# Who Remembers These?



## Silver Hawk (Dec 2, 2003)

Going back through photos of some of my earlier watches, I stumbled across this O&W I used to own....I either bought it from JoT or he bought it from me, I can't remember which









Haven't seen anyone post a photo of this O&W for years. I owned this one in 2004 and was always impressed with the lume


----------



## HHHH (Jul 28, 2008)

I do.

About two years ago I tried to buy one but never even got close. Everyone who has one obviously wants to hang on to them.


----------



## Watch-nut (Oct 31, 2009)

Very Frank Muller, i like it very nice


----------



## tock tick (Aug 4, 2010)

Just looked at the pictures and tend to agree regarding looking very Frank muller, I bet they can't be anywhere near as expensive though....Looks a really nice watch and more chance of landing on my wrist, than any Frank muller :crybaby:


----------



## Parabola (Aug 1, 2007)

I tried to get one of these and RLT23, not a prayer


----------



## Guest (Aug 10, 2010)

What an absolutely cracking watch!

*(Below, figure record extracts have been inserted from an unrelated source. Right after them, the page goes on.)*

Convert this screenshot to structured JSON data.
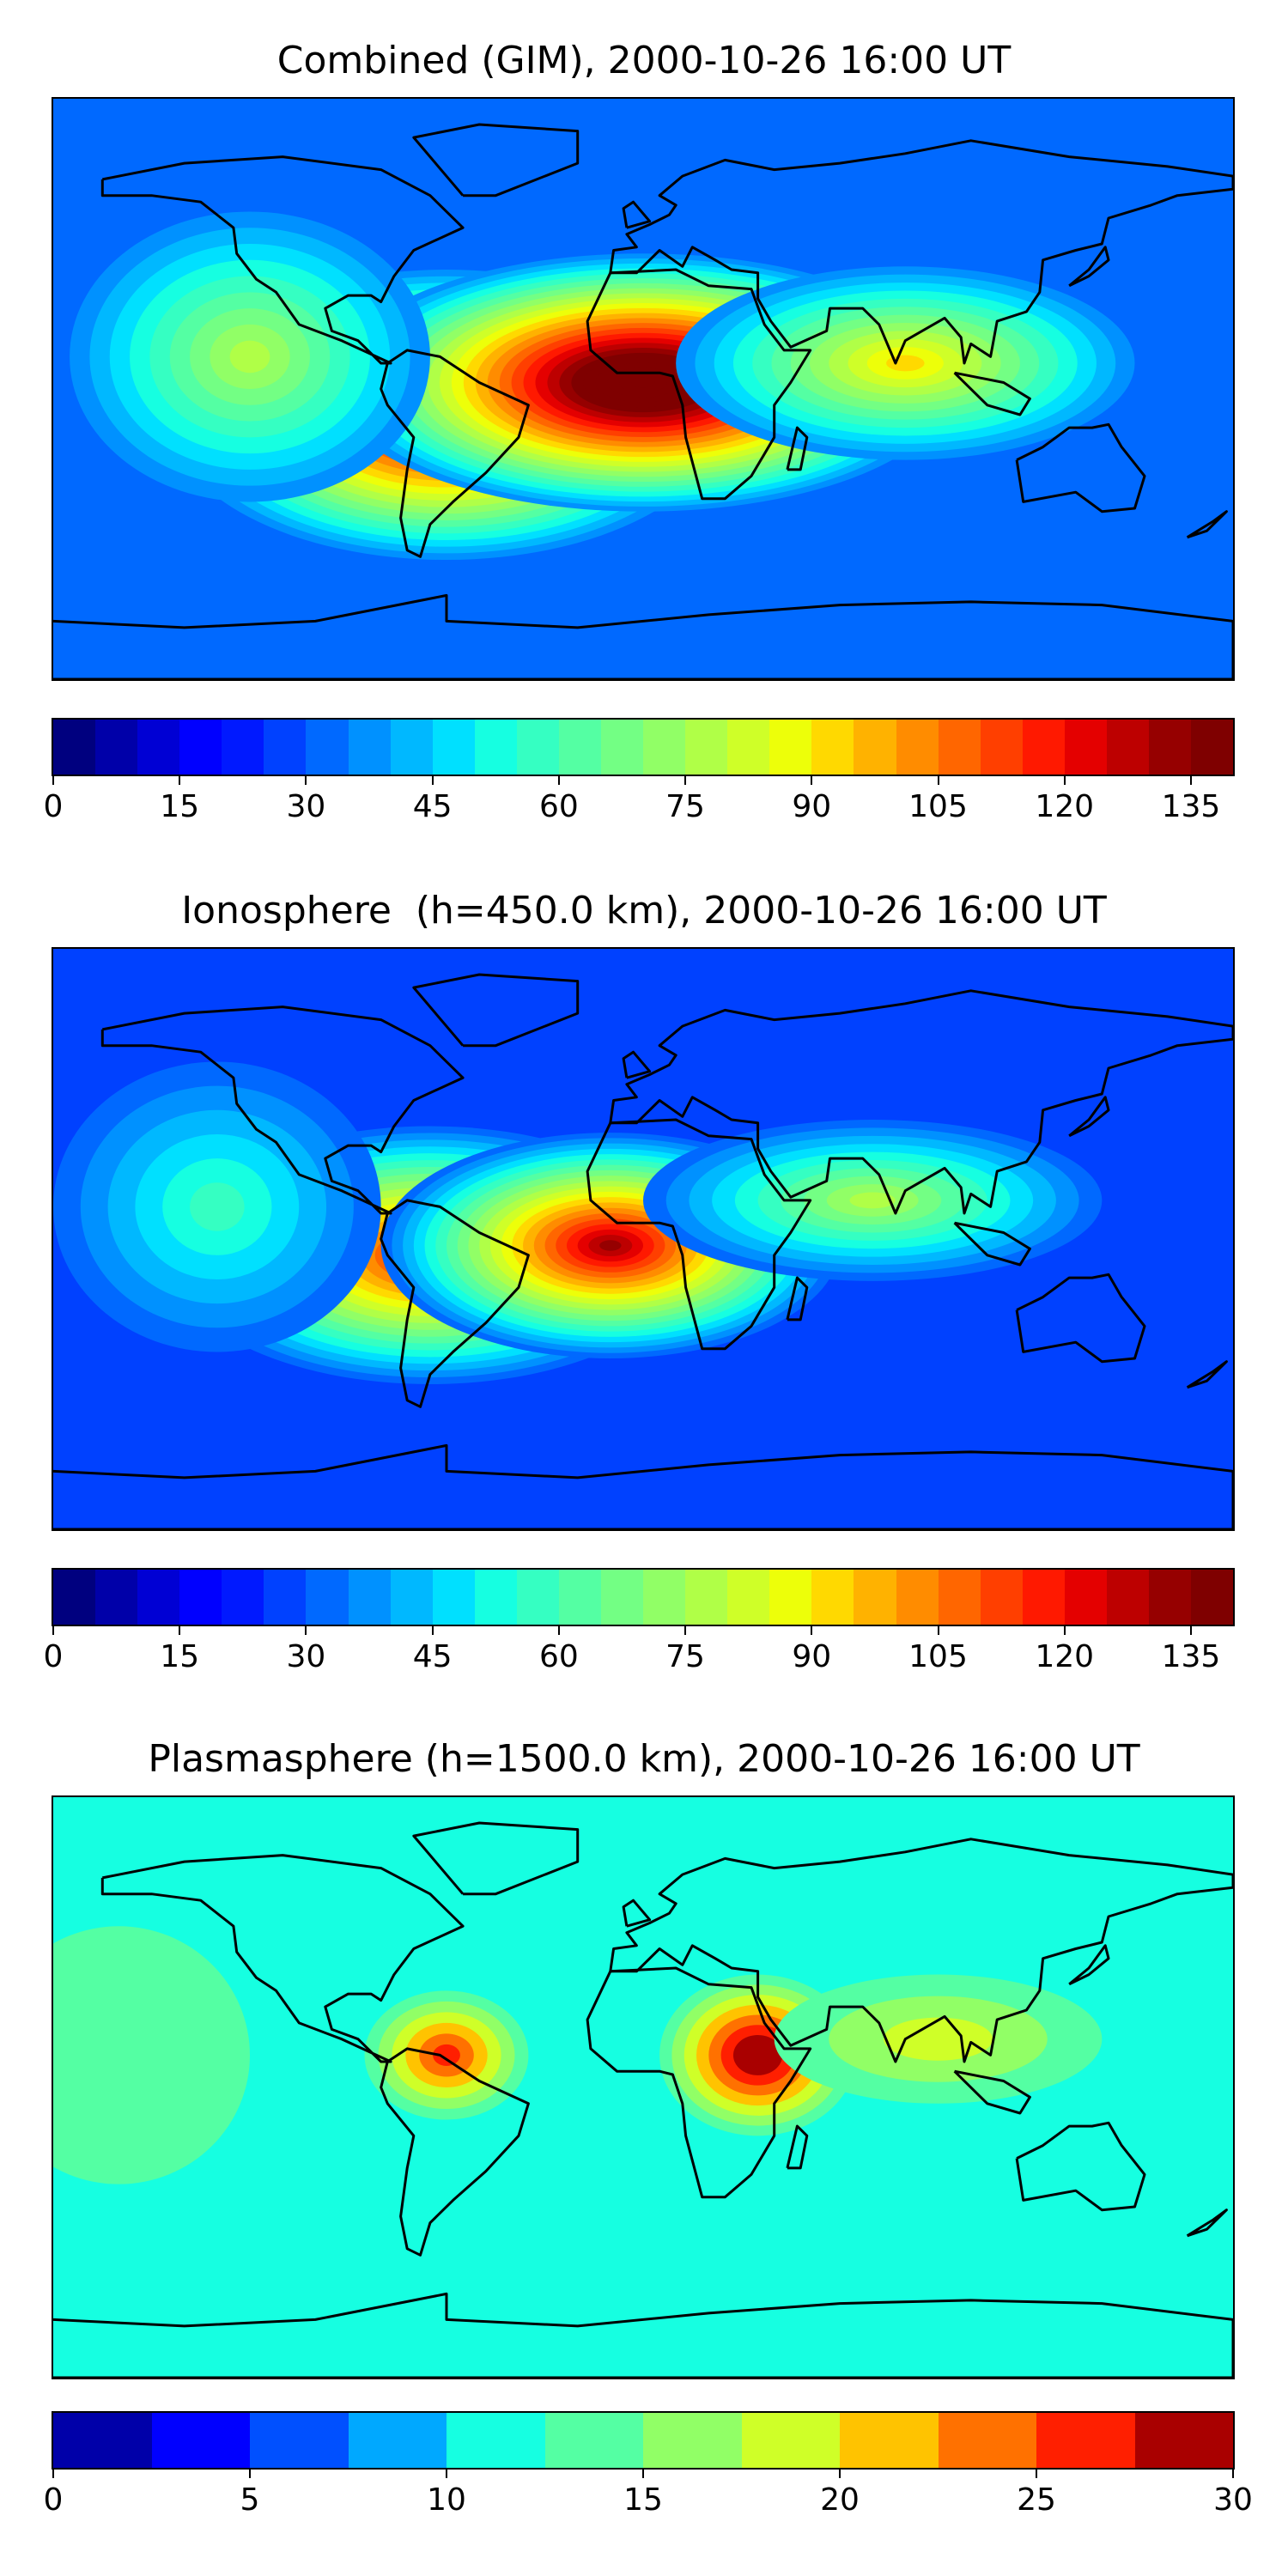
{
  "colors": {
    "jet28": [
      "#00007f",
      "#0000a9",
      "#0000d4",
      "#0000ff",
      "#0019ff",
      "#0041ff",
      "#0069ff",
      "#0091ff",
      "#00b8ff",
      "#00e0ff",
      "#16ffe1",
      "#35ffc2",
      "#54ffa3",
      "#73ff84",
      "#91ff66",
      "#b0ff47",
      "#cfff28",
      "#edff09",
      "#ffd900",
      "#ffb200",
      "#ff8c00",
      "#ff6600",
      "#ff3f00",
      "#ff1900",
      "#e40000",
      "#bd0000",
      "#960000",
      "#7f0000"
    ],
    "jet12": [
      "#0000a9",
      "#0000ff",
      "#0050ff",
      "#00a8ff",
      "#16ffe1",
      "#54ffa3",
      "#91ff66",
      "#cfff28",
      "#ffc300",
      "#ff7100",
      "#ff1f00",
      "#a90000"
    ]
  },
  "panels": [
    {
      "id": "gim",
      "title": "Combined (GIM), 2000-10-26 16:00 UT",
      "colorbar": {
        "min": 0,
        "max": 140,
        "levels": 28,
        "ticks": [
          0,
          15,
          30,
          45,
          60,
          75,
          90,
          105,
          120,
          135
        ],
        "labels": [
          "0",
          "15",
          "30",
          "45",
          "60",
          "75",
          "90",
          "105",
          "120",
          "135"
        ]
      },
      "background_level": 6,
      "field": [
        {
          "lon": -60,
          "lat": -8,
          "peak": 22,
          "rx": 85,
          "ry": 45
        },
        {
          "lon": 0,
          "lat": 2,
          "peak": 26,
          "rx": 95,
          "ry": 40
        },
        {
          "lon": 80,
          "lat": 8,
          "peak": 12,
          "rx": 70,
          "ry": 30
        },
        {
          "lon": -120,
          "lat": 10,
          "peak": 9,
          "rx": 55,
          "ry": 45
        }
      ]
    },
    {
      "id": "iono",
      "title": "Ionosphere  (h=450.0 km), 2000-10-26 16:00 UT",
      "colorbar": {
        "min": 0,
        "max": 140,
        "levels": 28,
        "ticks": [
          0,
          15,
          30,
          45,
          60,
          75,
          90,
          105,
          120,
          135
        ],
        "labels": [
          "0",
          "15",
          "30",
          "45",
          "60",
          "75",
          "90",
          "105",
          "120",
          "135"
        ]
      },
      "background_level": 5,
      "field": [
        {
          "lon": -65,
          "lat": -5,
          "peak": 19,
          "rx": 80,
          "ry": 40
        },
        {
          "lon": -10,
          "lat": -2,
          "peak": 21,
          "rx": 70,
          "ry": 35
        },
        {
          "lon": 70,
          "lat": 12,
          "peak": 10,
          "rx": 70,
          "ry": 25
        },
        {
          "lon": -130,
          "lat": 10,
          "peak": 6,
          "rx": 50,
          "ry": 45
        }
      ]
    },
    {
      "id": "plasma",
      "title": "Plasmasphere (h=1500.0 km), 2000-10-26 16:00 UT",
      "colorbar": {
        "min": 0,
        "max": 30,
        "levels": 12,
        "ticks": [
          0,
          5,
          10,
          15,
          20,
          25,
          30
        ],
        "labels": [
          "0",
          "5",
          "10",
          "15",
          "20",
          "25",
          "30"
        ]
      },
      "background_level": 4,
      "field": [
        {
          "lon": 35,
          "lat": 10,
          "peak": 8,
          "rx": 30,
          "ry": 25
        },
        {
          "lon": -60,
          "lat": 10,
          "peak": 6,
          "rx": 25,
          "ry": 20
        },
        {
          "lon": 90,
          "lat": 15,
          "peak": 3,
          "rx": 50,
          "ry": 20
        },
        {
          "lon": -160,
          "lat": 10,
          "peak": 1,
          "rx": 40,
          "ry": 40
        }
      ]
    }
  ]
}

Beauty....


----------



## Guest (Aug 11, 2010)

Silver Hawk said:


>


Makes me think of Tim Burton films.


----------



## Roy (Feb 23, 2003)

I remember them, anyone need a dial ?


----------



## PhilM (Nov 5, 2004)

Roy said:


> I remember them, anyone need a dial ?


Don't suppose you have cases, hands and movements to go with them


----------



## dombox40 (Oct 20, 2008)

Roy said:


> I remember them, anyone need a dial ?


Roy I think it,s time to look for some movements and cases for these even if they are Quartz you must have contacts in china they will make anything you could make a fortune banging them out at frank muller prices. :thumbsup:


----------



## SharkBike (Apr 15, 2005)

Only thing missing is the lume...










:rltb:


----------



## RLE (Nov 26, 2009)

Had one of these a few years back as my work watch...............I didn't really bond with the shape at the time and let it go for a song on ebay. Easy come easy go at the time.


----------



## dapper (Jun 18, 2004)

Roy said:


> I remember them, anyone need a dial ?


Yes please, email sent


----------



## bill (Oct 16, 2004)

Thats one good looking watch. What movement did they have?

Bill


----------



## bill (Oct 16, 2004)

Is it pretentious if I answer my own questions?

25 Jewel ETA 2824-2

easy google


----------



## dapper (Jun 18, 2004)

My converted RLT39 arrived this morning from Roy  ......














































Thanks Roy, great job :thumbup:


----------



## Silver Hawk (Dec 2, 2003)

Very nice Alan. :thumbsup:


----------



## Nickc (Oct 31, 2009)

Silver Hawk said:


> Very nice Alan. :thumbsup:


Rather like that. Decent watch, footballer style for what I would have thought was a reasonable price.


----------



## dapper (Jun 18, 2004)

Silver Hawk said:


> Very nice Alan. :thumbsup:


Cheers Paul. Glad you started this thread, I wouldn't have thought about the conversion otherwise 



Nickc said:


> Rather like that. Decent watch, footballer style for what I would have thought was a reasonable price.


Not sure about the 'footballer' association but it's great quality at a proper price


----------



## Guest (Sep 8, 2010)

Roy said:


> I remember them, anyone need a dial ?


If you take orders for those over the phone, then you could call the service "Dial-a-dial". 

p.s. I recently bought something with similar numerals...


----------



## davkt (Aug 19, 2010)

PhilM said:


> Roy said:
> 
> 
> > I remember them, anyone need a dial ?
> ...


Just what I was thinking!


----------